The state’s political watchdog won’t be investigating trips to Saudi Arabia by officials of the Rancho Santiago Community College District that were paid for by a Saudi company and the district’s foundation, according to an Aug. 17 letter from the agency.
The review by the Fair Political Practices Commission (FPPC) came after a controversial partnership came to light between the district’s foundation and a Saudi company to help run two technical schools in the country. Critics had slammed district leaders for doing business in a country with an abysmal human rights record.
Ryan Ahari, a former student representative on the district board of trustees, had filed a complaint with the FPPC, alleging that it was illegal for the Saudis to be paying for the trips. Faculty association President Barry Resnick first questioned the trips and whether they were properly disclosed in a Voice of OC guest editorial.
Later, a Voice of OC article quoted a good government expert saying compensation for the trips had to be disclosed on statements of economic interest under the state’s Political Reform Act.

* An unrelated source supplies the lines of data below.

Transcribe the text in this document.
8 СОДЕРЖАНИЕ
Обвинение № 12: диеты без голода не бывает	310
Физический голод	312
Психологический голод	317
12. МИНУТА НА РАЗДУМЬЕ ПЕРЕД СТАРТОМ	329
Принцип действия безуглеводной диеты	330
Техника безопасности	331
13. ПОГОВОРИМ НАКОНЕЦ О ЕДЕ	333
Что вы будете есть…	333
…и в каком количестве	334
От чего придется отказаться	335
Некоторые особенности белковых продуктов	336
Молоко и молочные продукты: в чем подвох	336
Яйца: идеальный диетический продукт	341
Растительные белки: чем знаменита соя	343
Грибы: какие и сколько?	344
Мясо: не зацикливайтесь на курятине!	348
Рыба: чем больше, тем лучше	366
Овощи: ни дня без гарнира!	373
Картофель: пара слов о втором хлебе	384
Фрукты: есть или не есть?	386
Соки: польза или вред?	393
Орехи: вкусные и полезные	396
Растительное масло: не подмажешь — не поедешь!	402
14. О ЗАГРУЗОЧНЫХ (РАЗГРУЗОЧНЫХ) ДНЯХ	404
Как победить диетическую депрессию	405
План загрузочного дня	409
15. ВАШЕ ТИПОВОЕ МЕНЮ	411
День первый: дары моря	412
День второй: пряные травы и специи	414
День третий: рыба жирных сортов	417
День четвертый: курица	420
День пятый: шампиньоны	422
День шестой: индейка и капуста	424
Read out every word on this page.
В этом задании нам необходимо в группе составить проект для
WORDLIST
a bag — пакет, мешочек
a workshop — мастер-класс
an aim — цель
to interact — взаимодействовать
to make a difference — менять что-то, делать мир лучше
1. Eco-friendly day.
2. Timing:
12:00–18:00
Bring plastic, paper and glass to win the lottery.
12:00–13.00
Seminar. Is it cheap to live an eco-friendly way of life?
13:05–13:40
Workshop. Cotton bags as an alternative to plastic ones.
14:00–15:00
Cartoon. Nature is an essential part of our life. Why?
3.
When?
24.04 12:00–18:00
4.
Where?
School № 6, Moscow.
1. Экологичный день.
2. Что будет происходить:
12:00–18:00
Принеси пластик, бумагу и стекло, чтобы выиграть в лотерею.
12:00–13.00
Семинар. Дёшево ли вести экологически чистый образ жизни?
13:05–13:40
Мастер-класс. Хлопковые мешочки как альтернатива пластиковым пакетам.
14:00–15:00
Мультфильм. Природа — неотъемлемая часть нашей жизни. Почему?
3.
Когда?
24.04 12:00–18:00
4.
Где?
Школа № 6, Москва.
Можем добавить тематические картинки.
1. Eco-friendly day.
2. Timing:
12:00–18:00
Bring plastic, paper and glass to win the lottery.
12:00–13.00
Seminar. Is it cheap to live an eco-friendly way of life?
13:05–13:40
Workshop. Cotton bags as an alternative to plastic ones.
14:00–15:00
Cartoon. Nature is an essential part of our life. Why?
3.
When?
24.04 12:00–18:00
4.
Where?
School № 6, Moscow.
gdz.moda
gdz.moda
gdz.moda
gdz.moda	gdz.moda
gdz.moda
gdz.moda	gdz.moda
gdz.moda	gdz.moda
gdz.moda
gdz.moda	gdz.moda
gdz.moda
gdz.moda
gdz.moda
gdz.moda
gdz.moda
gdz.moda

In addition to questions over the legality and disclosure requirements for the trips, foundation leaders had failed to properly approve the deal at a public meeting as required under the Ralph M. Brown Act, California’s open meetings law for public agencies. Foundation board members later changed course and reapproved the deal at a public meeting.
District Chancellor Raul Rodriguez argued that the travel shouldn’t be considered gifts because they were working trips to conduct school site assessments. According to Rodriguez, the intent was to have the foundation in the future reimburse the Saudi company, Al Khaleej Training and Education, for the travel.
Also, district counsel Robert Feldhake had argued at a foundation board meeting that there was no requirement to disclose compensation for the trips.
In a letter to the FPPC, Feldhake said Rodriguez’s trip last year to Saudi Arabia was paid for by the foundation and therefore not reportable under the law. In another letter, Feldhake states that Vice Chancellor Enrique Perez’s trips to Saudi Arabia in April and May, which were paid for by Al Khaleej and the foundation, weren’t“gifts” because they were required working trips under the foundation’s contractual partnership with the company.
The FPPC accepted the explanations, but stated in a letter that, contrary to Feldhake’s claims, district officials are required to disclose compensation for the trips. Travel paid for by the foundation need to be reported as gifts, but might not be subject to the gift limit, according to the letter.
“Under the Act, generally any travel is presumed to confer some personal benefit on a public official,” the FPPC’s letter states. “Consequently, travel costs paid for by a third party [including the foundation], in other words, an entity or person that is not the public official’s government agency, generally are reportable gifts.”
According to the letter, compensation for trips from third parties have to be reported on a statement of economic interest, unless district leaders follow a very specific six-step process. And even then, the “government employer” still must report the payment for the trips.
George Urch, a district spokesman, said in an emailed statement that district officials plan to disclose compensation for the trips on their statements of economic interest filed to cover this calendar year.
“The Community College District is pleased with the FPPC’s finding that there was no cause for an investigation and very appreciative of their prompt and thorough response,” Urch said, adding that the district “fully intends to honor the FPPC’s guidelines for disclosure when Form 700 documents for 2015 are filed in April of next year.”